Patsy loved camp life. "Paia has always been a part of me, part of my being. I treasure everything about the place. It has meant everything to me, everything I care about," she said.
The Takemoto family lived in the idyllic community of Hamakuapoko, of which nothing now remains, in the wide valley that stretches above Ho'okipa between Paia and Maliko Gulch. It was a favored place with old monkeypod and mango trees and "in between weather," as Bill Eby told me.
Most people lived in the 200 or so camp houses, but because Takemoto was a supervisor, the family home was set off by itself on several acres of open pasture near the old mill. Nearby was the Hamakuapoko Grammar School that ran camp children through the obligatory 8th grade. On a ridge above was the row of marvelous residences with long driveways where the haole supervisors lived.
"It was just so carefree, wonderful, just playing, being a tomboy, doing whatever I wanted to do and nobody to stop me," Patsy remembered. She and Eugene attended Kaunoa English Standard School in Paia, but reveled in the country life. "Everybody cared about everybody else," she said. "It was just one big happy family."
Then one day, two years after Pasty graduated from old Maui High School as student body president, her father was passed up for a promotion yet again. The glass ceiling in those days deemed that Asians not be promoted to managerial positions. Haole were hired at all cost, even from the Mainland if necessary.
That was the end. Suematsu Takemoto told his family he was quitting. "I was heartbroken," Patsy said. They begged him to reconsider, but Takemoto moved his family to Honolulu, where he planned to start his own land-surveying business.
"But nobody would hire him. He was blackballed," Patsy said. It took 10 years for her father to get his own business going. The move was a dreadful blow to Patsy's mother, who had lived the good life of a supervisor's wife, giving teas, supervising the yardman provided by the plantation. She was forced to support the family by working at a soda fountain.
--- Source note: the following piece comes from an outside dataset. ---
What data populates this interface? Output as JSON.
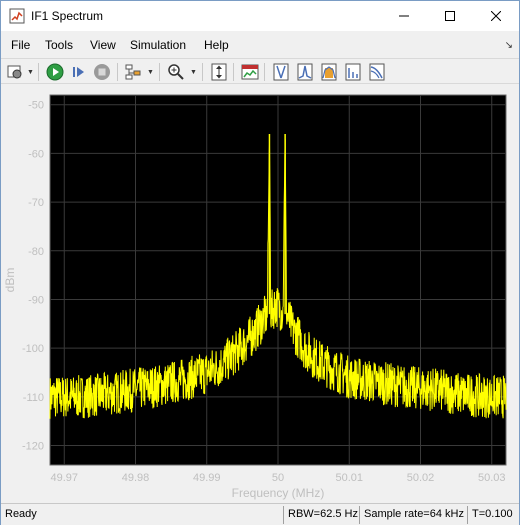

For Patsy the timing couldn't have been worse. She had just entered the University of Hawaii, and now there was no money for tuition. She saw a scholarship for children of World War I veterans advertised - "Dad, did you save your discharge papers?" - and with that was able to continue her education.
Years later, she came to appreciate her father's courage, and devoted her life to the fight for equal rights.